German Nylonpics -
The translation of German polymer physics into practical nylon production involved understanding the non-Newtonian behavior of polymer melts. German physicists, including and Hermann Mark (though Mark worked internationally, his training was Viennese-German), applied hydrodynamics to polymer solutions. They described how long nylon molecules align under shear flow—a critical insight for the spinning process.

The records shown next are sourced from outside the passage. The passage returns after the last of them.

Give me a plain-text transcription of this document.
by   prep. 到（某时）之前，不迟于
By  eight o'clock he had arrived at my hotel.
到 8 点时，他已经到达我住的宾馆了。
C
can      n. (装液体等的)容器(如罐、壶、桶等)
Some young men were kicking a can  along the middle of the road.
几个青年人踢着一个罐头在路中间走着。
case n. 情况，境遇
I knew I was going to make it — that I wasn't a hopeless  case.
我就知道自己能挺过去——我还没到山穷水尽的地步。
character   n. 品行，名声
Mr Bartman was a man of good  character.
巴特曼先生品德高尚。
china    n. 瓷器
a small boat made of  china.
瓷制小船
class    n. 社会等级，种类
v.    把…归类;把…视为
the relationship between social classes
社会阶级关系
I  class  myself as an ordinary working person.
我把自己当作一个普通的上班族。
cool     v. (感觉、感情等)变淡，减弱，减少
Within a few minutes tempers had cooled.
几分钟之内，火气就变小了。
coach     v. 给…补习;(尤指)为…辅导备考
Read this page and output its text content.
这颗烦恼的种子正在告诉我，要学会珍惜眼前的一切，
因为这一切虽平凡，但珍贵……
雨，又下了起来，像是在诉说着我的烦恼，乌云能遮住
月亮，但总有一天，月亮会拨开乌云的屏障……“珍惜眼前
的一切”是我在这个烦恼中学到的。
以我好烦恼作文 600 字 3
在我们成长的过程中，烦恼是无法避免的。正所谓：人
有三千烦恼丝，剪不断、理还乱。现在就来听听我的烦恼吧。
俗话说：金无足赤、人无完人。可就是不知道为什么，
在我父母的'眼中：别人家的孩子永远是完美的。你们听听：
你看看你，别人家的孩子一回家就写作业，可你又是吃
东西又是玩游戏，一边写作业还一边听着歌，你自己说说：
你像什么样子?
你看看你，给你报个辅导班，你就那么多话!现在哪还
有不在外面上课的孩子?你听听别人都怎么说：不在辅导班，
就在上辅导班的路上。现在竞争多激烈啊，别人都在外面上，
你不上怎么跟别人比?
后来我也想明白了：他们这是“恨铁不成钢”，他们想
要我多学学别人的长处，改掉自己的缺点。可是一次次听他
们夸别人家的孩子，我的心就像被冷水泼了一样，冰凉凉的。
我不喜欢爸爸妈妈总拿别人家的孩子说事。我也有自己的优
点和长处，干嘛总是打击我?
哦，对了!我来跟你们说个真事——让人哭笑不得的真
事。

The trajectory of German nylon physics was profoundly shaped by the Third Reich. Autarky (economic self-sufficiency) drove research into synthetic fibers to replace imported cotton and wool. Perlon was developed not for ladies’ hosiery but for parachutes, tire cords, and ropes for the Wehrmacht. German physicists were compelled to solve practical problems: How does a nylon rope behave under ballistic shock? How does humidity affect polymer chain mobility? This wartime pressure accelerated the study of viscoelasticity , the time-dependent deformation of polymers. The German physicist (later influential in Britain) formulated the Weissenberg effect—the tendency of a polymer solution to climb a rotating rod—demonstrating the normal stress differences that define non-Newtonian fluids. german nylonpics
Kuhn’s work explained why nylon fibers could be stretched and why they retracted. He derived equations for the entropy of a polymer chain, showing that a stretched chain is in a low-entropy state. When released, the chain returns to a random coil (high entropy), a phenomenon known as entropic elasticity . Unlike a metal spring (enthalpic), nylon’s elasticity is fundamentally statistical. This German-led insight transformed materials engineering: it meant that by controlling chain length and crosslinking, one could design fibers with predetermined stretch and recovery properties. The translation of German polymer physics into practical
The German school also excelled in polymer optics . Birefringence (double refraction) in drawn nylon fibers was used to measure molecular orientation non-destructively. This marriage of physics and metrology allowed German industry (e.g., BASF, Bayer) to maintain high-quality fiber production long after the war. The trajectory of German nylon physics was profoundly
After 1945, German polymer physics took a different path from the American. While the US focused on commodity plastics (polyethylene, polypropylene) and bulk rheology, German research retained a deep commitment to molecular kinetics . Scientists at the University of Freiburg and the Max Planck Institute for Polymer Research (founded 1983) advanced the physics of polymer glasses and the reptation model (though the latter is largely credited to de Gennes in France and Edwards in the UK, German experimental work on dielectric relaxation—notably by and H. Wagner —provided crucial data).